Av se apoyó contra la pared, hurgándose los dientes con una uña. Baxil trató de imitar su pose relajada. El gran pasillo estaba iluminado con chips de topacio colocados en hermosas lámparas, pero no hicieron ningún amago por apoderarse de ellos. A la señora no le gustaba robar.
—He estado pensando en seguir la Antigua Magia —dijo Baxil, en parte para no estremecerse mientras la señora se disponía a sacarle los ojos a un hermoso busto.
Av bufó.
—¿Por qué?
—No lo sé —dijo Baxil—. Parece que tiene algo que ver conmigo. Nunca lo he pretendido, ya sabes, y dicen que cada hombre tiene una oportunidad para pedir un favor a la Vigilante Nocturna. ¿Has usado la tuya?
—No —respondió Av—. No me apetece hacer el viaje hasta el Valle. Además, mi hermano fue. Volvió con las manos entumecidas. Nunca volvió a sentir con ellas.
—¿Qué favor pidió? —preguntó Baxil mientras la señora envolvía un jarrón con una tela y luego lo dejaba caer al suelo y aplastaba los pedazos.
—No lo sé. Nunca lo dijo. Parecía avergonzado. Probablemente pidió alguna tontería, como un buen corte de pelo. —Av hizo una mueca.
—Yo estaba pensando en algo más útil —dijo Baxil—. Como pedir valor ¿sabes?
—Si eso quieres, pienso que hay modos mejores que la Antigua Magia. Nunca se sabe con qué tipo de maldición acabarás.
—Podría expresar mi petición perfectamente.
—No funciona así —dijo Av—. No es un juego, no importa lo que cuenten las historias. La Vigilante Nocturna no te engaña ni retuerce tus palabras. Tú pides un favor. Ella te da lo que considera que mereces, y luego te da también una maldición. A veces está relacionada, a veces no.
—¿Desde cuándo eres un experto en eso? —preguntó Baxil. La señora estaba rasgando otro cuadro—. Creía que habías dicho que no has ido nunca.
—No he ido. Pero mi padre fue, mi madre también, y todos mis hermanos. Unos pocos consiguieron lo que querían. La mayoría lamentaron la maldición, excepto mi padre. Consiguió un montón de tela buena, y la vendió para impedir que muriéramos de hambre durante la hambruna del lurnip de hace unas cuantas décadas.
—¿Cuál fue su maldición?
—A partir de entonces vio el mundo del revés.
—¿De verdad?
—Sí —dijo Av—. Todo cambiado. Como si la gente caminara por el techo y tuviera el cielo debajo. Pero decía que se acostumbró bastante rápido y cuando murió ya no consideraba que fuera una maldición.
Solo pensar en esa maldición hacía que Baxil se sintiera enfermo.
Miró el saco de herramientas. Si no fuera tan cobarde ¿no sería tal vez capaz de convencer a la señora para que lo considerara algo más que músculo contratado?
«Si el Primer Kadasix lo quiere —pensó—, sería muy agradable saber qué hacer.
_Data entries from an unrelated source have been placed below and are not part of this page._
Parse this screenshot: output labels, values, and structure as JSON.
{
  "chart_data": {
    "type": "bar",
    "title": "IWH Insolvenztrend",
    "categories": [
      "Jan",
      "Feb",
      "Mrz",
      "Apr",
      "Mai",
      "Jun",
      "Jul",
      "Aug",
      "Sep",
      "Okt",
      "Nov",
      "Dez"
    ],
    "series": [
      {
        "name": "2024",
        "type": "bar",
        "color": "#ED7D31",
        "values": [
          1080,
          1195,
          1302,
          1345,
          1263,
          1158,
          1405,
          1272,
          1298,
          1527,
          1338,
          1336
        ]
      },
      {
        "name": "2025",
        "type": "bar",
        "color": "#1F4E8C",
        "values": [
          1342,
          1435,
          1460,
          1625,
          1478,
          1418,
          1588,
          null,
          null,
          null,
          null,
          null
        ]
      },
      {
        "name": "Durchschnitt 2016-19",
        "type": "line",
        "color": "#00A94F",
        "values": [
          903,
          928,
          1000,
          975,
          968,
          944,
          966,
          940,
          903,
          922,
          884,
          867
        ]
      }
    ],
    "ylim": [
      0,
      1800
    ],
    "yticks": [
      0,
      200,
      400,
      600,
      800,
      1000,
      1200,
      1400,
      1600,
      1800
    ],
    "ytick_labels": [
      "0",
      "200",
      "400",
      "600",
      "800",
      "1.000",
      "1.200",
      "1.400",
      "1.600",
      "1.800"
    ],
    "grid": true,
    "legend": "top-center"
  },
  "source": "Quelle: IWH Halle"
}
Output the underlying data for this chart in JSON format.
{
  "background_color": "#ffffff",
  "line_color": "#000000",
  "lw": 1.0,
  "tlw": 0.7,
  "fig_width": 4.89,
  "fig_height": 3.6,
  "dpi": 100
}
Gracias.»
La señora regresó, el pelo un poco despeinado. Extendió la mano.
—La maza acolchada, Baxil. Hay una estatua entera ahí.
Él sacó la maza del saco y se la entregó.
—Tal vez debería conseguirme una hoja esquirlada —dijo ella con aire ausente, cargándose la herramienta al hombro—. Pero entonces esto sería demasiado fácil.
—No me importaría que fuera demasiado fácil, señora —comentó Baxil.
Ella hizo una mueca y volvió a la sala. Pronto empezó a golpear una estatua al fondo. Le rompió los brazos. Baxil dio un respingo.
—Alguien va a escuchar eso.
—Sí —contestó Av—. Probablemente por eso esperó a dejarlo para el final.
Por fin los golpes quedaron apagados por el acolchado de la maza. Tenían que ser los únicos ladrones que se colaban en las casas de los ricos y no se llevaban nada.
—¿Por qué hace esto, Av? —preguntó Baxil.
—No lo sé. Tal vez deberías preguntárselo a ella.
—¡Creí que habías dicho que no debería hacer eso nunca!
—Depende. ¿Hasta qué punto aprecias tus miembros?
—Bastante.
—Bueno, pues si alguna vez quieres cambiar ese aprecio, empieza haciéndole a la señora preguntas molestas. Hasta entonces, cállate.
Baxil no dijo nada más. «La Antigua Magia —pensó—. Podría cambiarme. Iré a buscarla.»
Sin embargo, conociendo su suerte, no podría encontrarla. Suspiró y se apoyó de nuevo contra la pared mientras los golpes apagados seguían resonando.